Going to the beach with family and friends over the years, Erin (his first degree was kinesiology btw) would give us all a serious workout once that week on the beach. It was so intense, we called it “Son Of A Beach.”
We would be so hot and and nasty that we would immediately run into the ocean, clothes, shoes and all!
I thought I would give a few moves you could use on the beach or at the lake, if you are going, to give you a whole new kind of workout.
You could definitely do these same moves anywhere, but the sand gives this a whole other dynamic. You are working twice as hard while getting major core work throughout.

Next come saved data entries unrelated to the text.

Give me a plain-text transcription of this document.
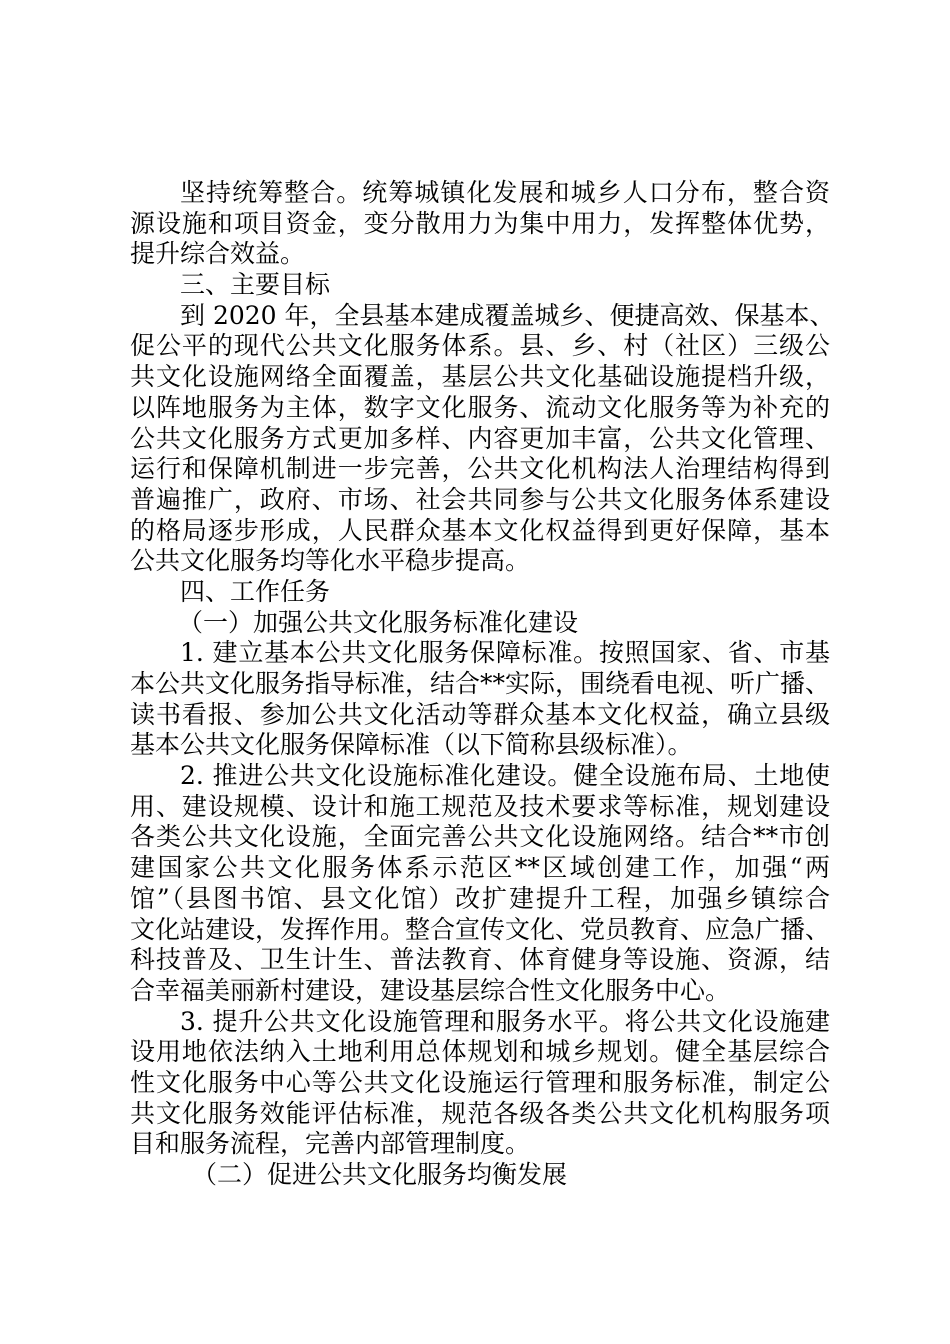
坚持统筹整合。统筹城镇化发展和城乡人口分布，整合资
源设施和项目资金，变分散用力为集中用力，发挥整体优势，
提升综合效益。
三、主要目标
到 2020 年，全县基本建成覆盖城乡、便捷高效、保基本、
促公平的现代公共文化服务体系。县、乡、村（社区）三级公
共文化设施网络全面覆盖，基层公共文化基础设施提档升级，
以阵地服务为主体，数字文化服务、流动文化服务等为补充的
公共文化服务方式更加多样、内容更加丰富，公共文化管理、
运行和保障机制进一步完善，公共文化机构法人治理结构得到
普遍推广，政府、市场、社会共同参与公共文化服务体系建设
的格局逐步形成，人民群众基本文化权益得到更好保障，基本
公共文化服务均等化水平稳步提高。
四、工作任务
（一）加强公共文化服务标准化建设
1. 建立基本公共文化服务保障标准。按照国家、省、市基
本公共文化服务指导标准，结合**实际，围绕看电视、听广播、
读书看报、参加公共文化活动等群众基本文化权益，确立县级
基本公共文化服务保障标准（以下简称县级标准）。
2. 推进公共文化设施标准化建设。健全设施布局、土地使
用、建设规模、设计和施工规范及技术要求等标准，规划建设
各类公共文化设施，全面完善公共文化设施网络。结合**市创
建国家公共文化服务体系示范区**区域创建工作，加强“两
馆”（县图书馆、县文化馆）改扩建提升工程，加强乡镇综合
文化站建设，发挥作用。整合宣传文化、党员教育、应急广播、
科技普及、卫生计生、普法教育、体育健身等设施、资源，结
合幸福美丽新村建设，建设基层综合性文化服务中心。
3. 提升公共文化设施管理和服务水平。将公共文化设施建
设用地依法纳入土地利用总体规划和城乡规划。健全基层综合
性文化服务中心等公共文化设施运行管理和服务标准，制定公
共文化服务效能评估标准，规范各级各类公共文化机构服务项
目和服务流程，完善内部管理制度。
（二）促进公共文化服务均衡发展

The object like most good workouts is to get your heart rate up and slow it down with resistance moves.
First, warm up with a light jog or fast walk along the beach. You could do this on wet sand and gradually move to the dry sand. Dry sand is definitely harder to work through.
Go for about 5-10 minutes.
Then do 20 lunges (20 on each leg) across the sand, getting as low as you can.
Then do 20 plyometric lunge jumps. Repeat these two above moves three times, alternating between them.
Bear crawls: do 15 across the sand. Remember to keep your butt down, low and hovered over your knees. These are tough!
Now for the broad jumps. Try to do 10 jumps across the sand, jumping as far as you can each time. Make sure you are starting in a low squat and then landing in a low squat. Repeat these two above moves three times, alternating between them.
Now for a combination move: pushup, shoulder taps in plank, plank walk and finally 5 plank jacks. Do 10 of these moves.
Gallop side to side in a low squat. Do 20 gallops right and then 20 gallops left. Try to get as low and as fast as you can. Repeat these two above moves three times, alternating between them.
Follow all this up with either 15 minutes of a walk-run (preferably in the dry sand), 15 minutes of treading water, 15 minutes of paddle boarding, or 15 minutes of swimming your favorite stroke.
Remember to stretch well following your workout.